With the funny costumes they have assumed, the impossible load they are carrying on their backs, and the imaginary train they have boarded, these people have dissociated themselves from society; yet even though they have lost all contact with reason, they still have a functioning social order, and they strike the viewer as a stable and invincible community. The portraits which they carry may be indicative of where they are coming from, or what they will transform into in the future. The sheer bulk of the picture is directly proportionate to the luridness of the situation.
Scattered with contemporary symbols, this work is dominated by tragedy, so as to evoke in the beholder the striking effect ofthe radical transformations of the world as seen on societies and individuals. It also aspires to remind us that those who can get through this global disorder without losing their minds, will have the power to shape our civilizations’ future. And the irony secreted within this dream underlines hope, not pessimism.
DELİLER TRENİ
“Deliler Treni”; üzerinde taşıdığı insanların değişen dünyaya adapte olabilmek için çeşitli kılıklara/kimliklere girdiği, dünyanın kendilerini sürüklediği bilinmez bir geleceğe sağ salim ulaşabilmek için Nuh’un Gemisi gibi tutundukları, ancak bir taraftan da toplama kamplarına giden trenlerdeki gibi zorla bindirildikleri simgesel bir araçtır.
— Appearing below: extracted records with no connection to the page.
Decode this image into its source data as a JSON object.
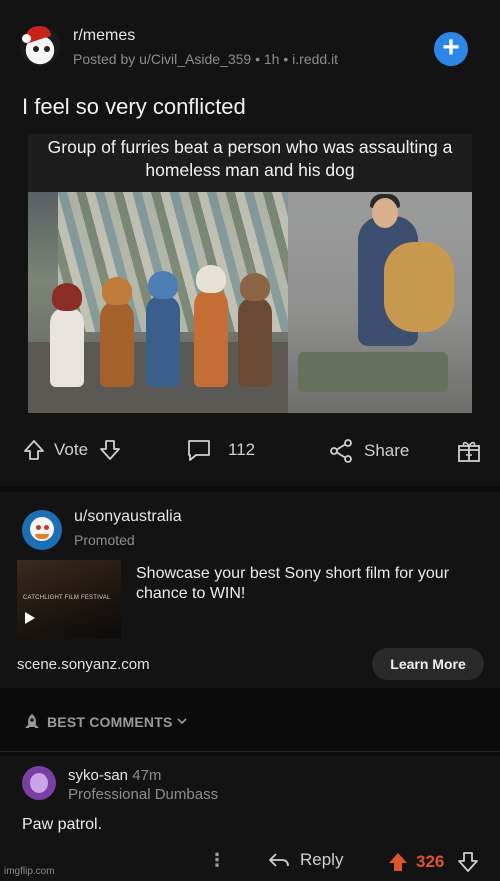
{
  "post": {
    "subreddit": "r/memes",
    "meta": "Posted by u/Civil_Aside_359 • 1h • i.redd.it",
    "title": "I feel so very conflicted",
    "join_icon": "plus-icon",
    "image_caption": "Group of furries beat a person who was assaulting a homeless man and his dog",
    "actions": {
      "vote_label": "Vote",
      "comments_count": "112",
      "share_label": "Share"
    }
  },
  "ad": {
    "user": "u/sonyaustralia",
    "promoted_label": "Promoted",
    "thumbnail_text": "CATCHLIGHT FILM FESTIVAL",
    "headline": "Showcase your best Sony short film for your chance to WIN!",
    "domain": "scene.sonyanz.com",
    "cta": "Learn More"
  },
  "sort": {
    "label": "BEST COMMENTS"
  },
  "comment": {
    "user": "syko-san",
    "time": "47m",
    "flair": "Professional Dumbass",
    "body": "Paw patrol.",
    "more": "⋮",
    "reply_label": "Reply",
    "score": "326"
  },
  "watermark": "imgflip.com",
  "colors": {
    "background": "#0b0b0b",
    "card": "#131313",
    "accent_blue": "#2b86e8",
    "upvote_orange": "#e0542c"
  }
}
Üzerindeki insanlar gerek sürekli kimlik değiştirmekten gerekse hiçbir sonuca ulaşmadığı halde sürekli çabalamaktan yaptıkları işin akılla olan irtibatını kaybetmişler ve sırtlarında taşıdıkları tekrar hayata gelmesi mümkün olmayan bir fosili ayağa kaldırmaya çalışıyorlar. Ne kurdukları hayaller gerçek olabilir ne de gerçekleşse bile gelecek hayal ettikleri gibi güzel olabilir. Fakat gerçeklikle ilişkileri kesilmiş, bir hayal dünyasına yuvarlanan bu insanlar içinde bulundukları durumun farkında olamazlar ve hatta bindikleri oyuncakvari trenin hiçbir yere gitmediğinin dahi farkında değiller.
Girdikleri garip kılıklarla, sırtlarında taşıdıkları imkansız yükle ve bindikleri hayali trenle bu insanlar; kendilerini toplumdan ayrıştırmışlar fakat her ne kadar akıl çizgisinden uzaklaşmış olsalar da kendi aralarında işleyen sosyal bir düzenleri var, seyirciye sarsılmaz ve yenilmez görünüyorlar. Üstlerinde onlarla beraber gelen portreler belki nereden geldiklerini belki de ileride neye dönüşeceklerini gösteriyor. Resmin cüssesi ise bu durumun korkutuculuğu ile doğru orantılı.
Her tarafı güncel simgelerle dolu bu resim dünyanın radikal dönüşümünün toplumları ve tek tek bireyleri nasıl kökten etkilediğini seyirciye derinden hissettirmek için trajediyi tüm resme hakim kılıyor. Aynı zamanda devam eden küresel sürüklenişten aklını kaybetmeden çıkabilecek olanların, uygarlığın geleceğini şekillendirebilecek güce sahip olacağını hatırlatmayı amaçlıyor ve tüm bu rüyanın içerisinde saklanan ironi kötümserliği değil umudu ön plana çıkarıyor.